The figures below demonstrate the application of these functions, showing the trace and visualization of synthesized skyscrapers from the initial designs through various synthesis steps, culminating in complex structures. This illustrates the complex relationships and dependencies among the synthesized skyscrapers.

Tracking synthesized skyscrapers

Limitations and future works

While the project demonstrates the potential of Deep Generative AI for synthesizing skyscraper designs, it is not without its limitations. The following points therefore require improvement:

Design Evaluation: Although the model can synthesize skyscraper designs, it currently lacks the capability to automatically evaluate the quality of these designs.

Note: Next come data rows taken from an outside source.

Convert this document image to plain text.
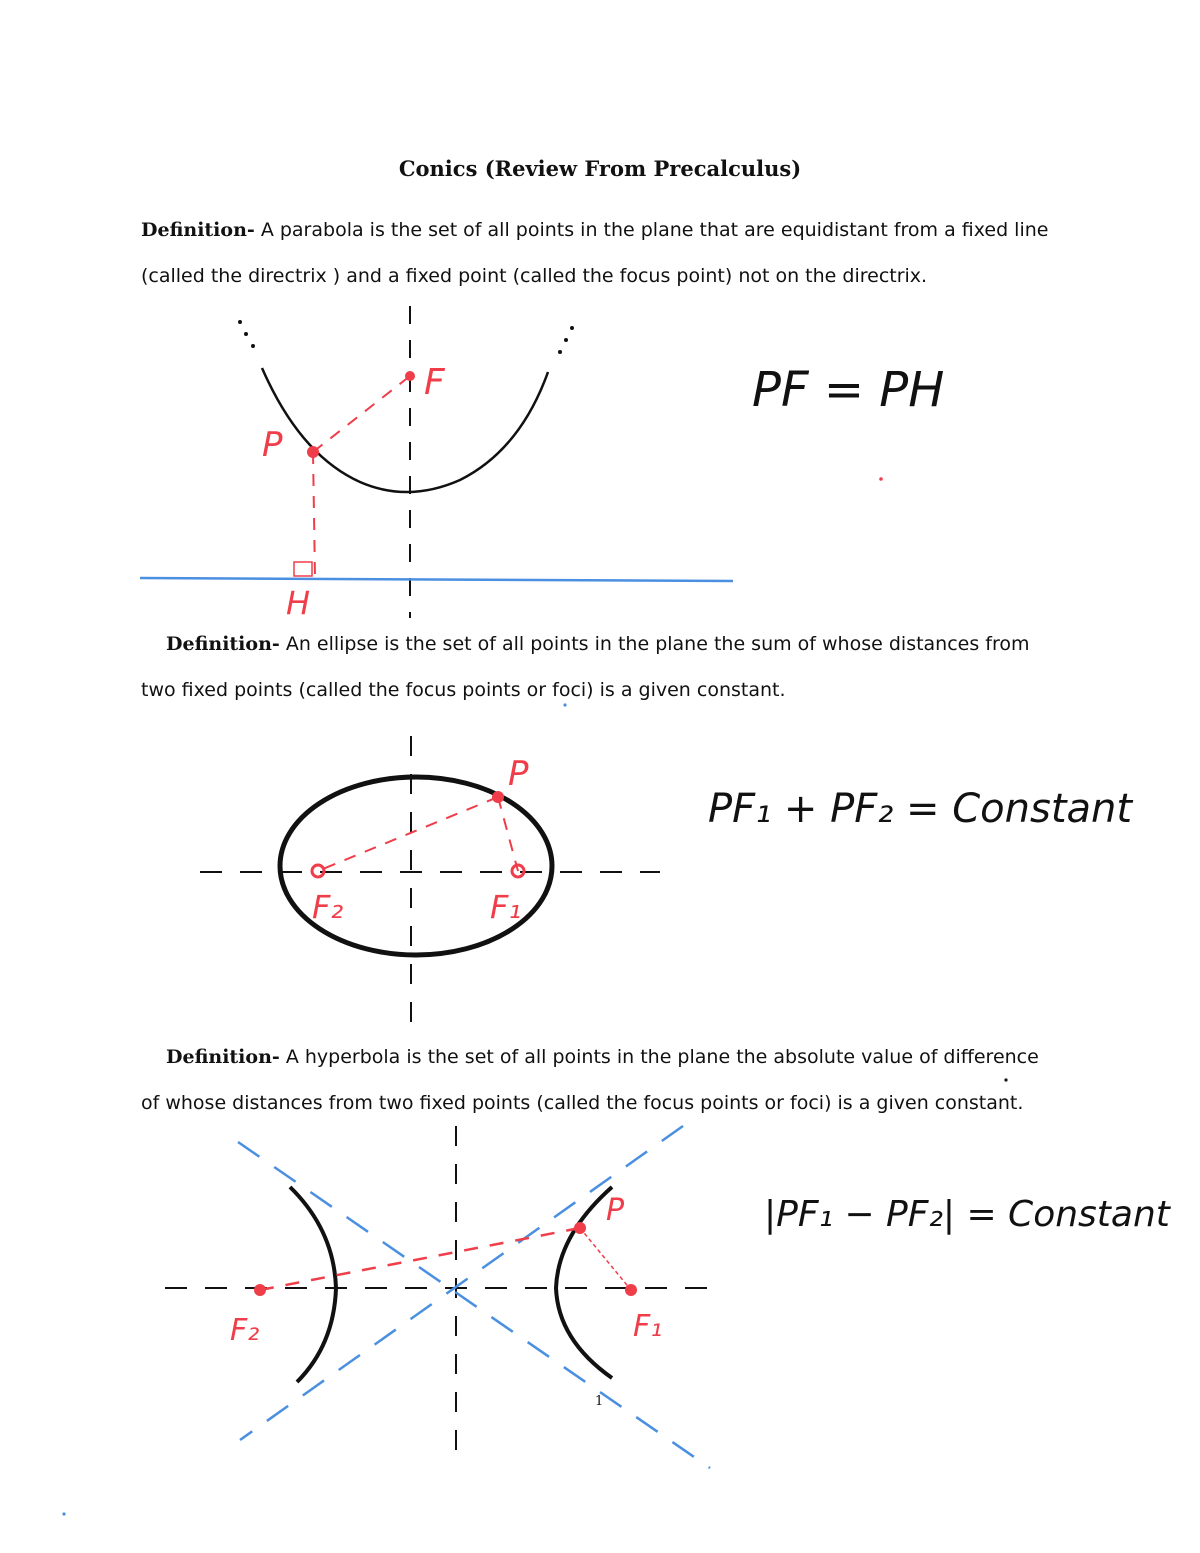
Conics (Review From Precalculus)
Definition- A parabola is the set of all points in the plane that are equidistant from a fixed line (called the directrix ) and a fixed point (called the focus point) not on the directrix.
P
F
H
PF = PH
Definition- An ellipse is the set of all points in the plane the sum of whose distances from two fixed points (called the focus points or foci) is a given constant.
P
F₂	F₁
PF₁ + PF₂ = Constant
Definition- A hyperbola is the set of all points in the plane the absolute value of difference of whose distances from two fixed points (called the focus points or foci) is a given constant.
P
F₂	F₁
|PF₁ − PF₂| = Constant
1
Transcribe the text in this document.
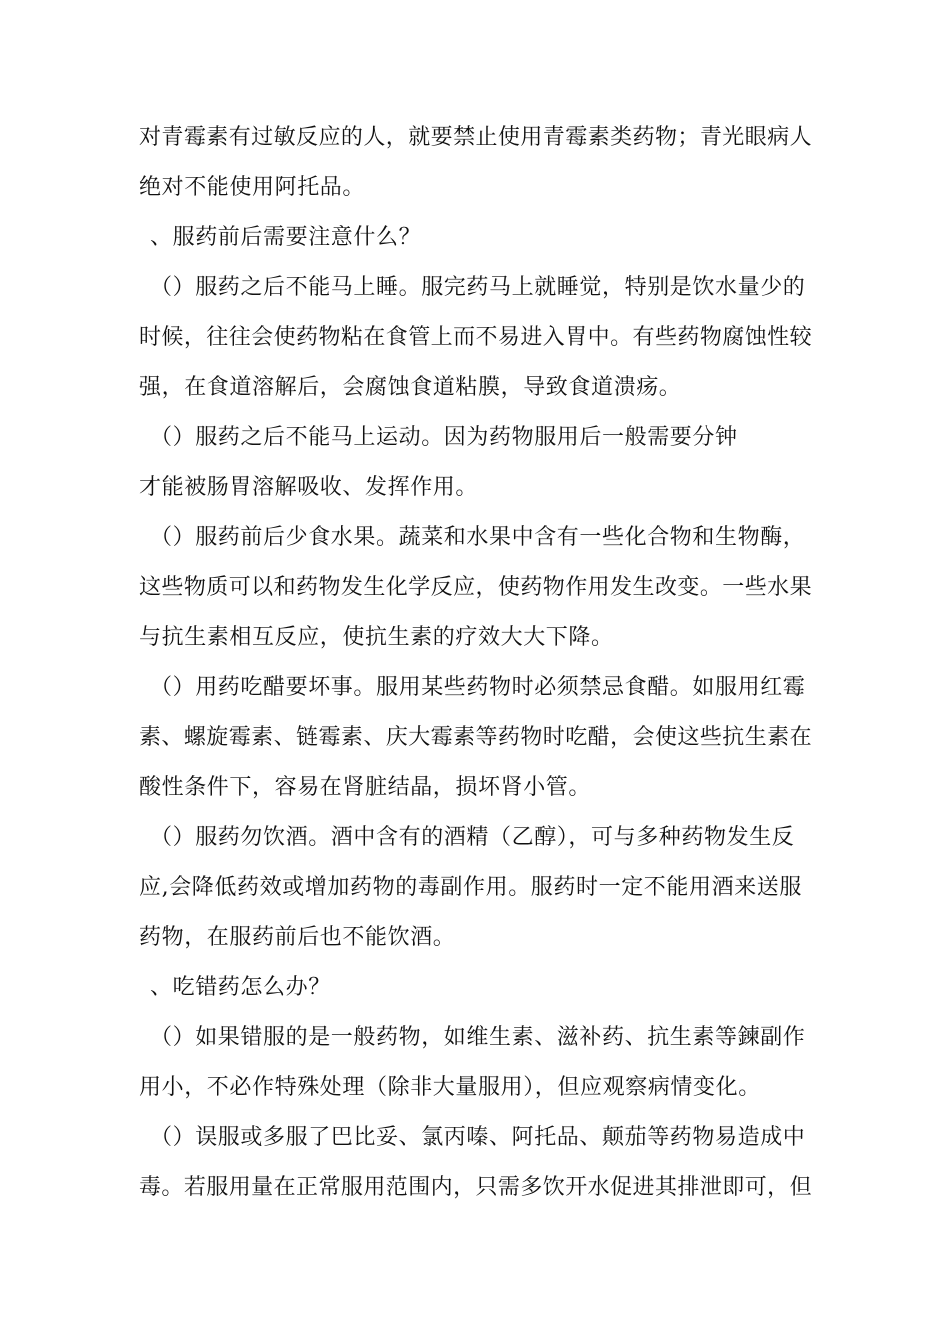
对青霉素有过敏反应的人，就要禁止使用青霉素类药物；青光眼病人
绝对不能使用阿托品。
、服药前后需要注意什么？
（）服药之后不能马上睡。服完药马上就睡觉，特别是饮水量少的
时候，往往会使药物粘在食管上而不易进入胃中。有些药物腐蚀性较
强，在食道溶解后，会腐蚀食道粘膜，导致食道溃疡。
（）服药之后不能马上运动。因为药物服用后一般需要分钟
才能被肠胃溶解吸收、发挥作用。
（）服药前后少食水果。蔬菜和水果中含有一些化合物和生物酶，
这些物质可以和药物发生化学反应，使药物作用发生改变。一些水果
与抗生素相互反应，使抗生素的疗效大大下降。
（）用药吃醋要坏事。服用某些药物时必须禁忌食醋。如服用红霉
素、螺旋霉素、链霉素、庆大霉素等药物时吃醋，会使这些抗生素在
酸性条件下，容易在肾脏结晶，损坏肾小管。
（）服药勿饮酒。酒中含有的酒精（乙醇），可与多种药物发生反
应,会降低药效或增加药物的毒副作用。服药时一定不能用酒来送服
药物，在服药前后也不能饮酒。
、吃错药怎么办？
（）如果错服的是一般药物，如维生素、滋补药、抗生素等鍊副作
用小，不必作特殊处理（除非大量服用），但应观察病情变化。
（）误服或多服了巴比妥、氯丙嗪、阿托品、颠茄等药物易造成中
毒。若服用量在正常服用范围内，只需多饮开水促进其排泄即可，但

Detail Expression: One of the significant limitations of the current model is its inability to capture the intricate details of the skyscraper models accurately.

Computational Resources: The process of training the model, especially at high resolutions for detailed synthesis, requires substantial computational power and time.

Interactive Design Tools: Developing interactive tools that allow architects to manipulate latent vectors directly or specify constraints and preferences could make the technology more practical and appealing for real-world design applications.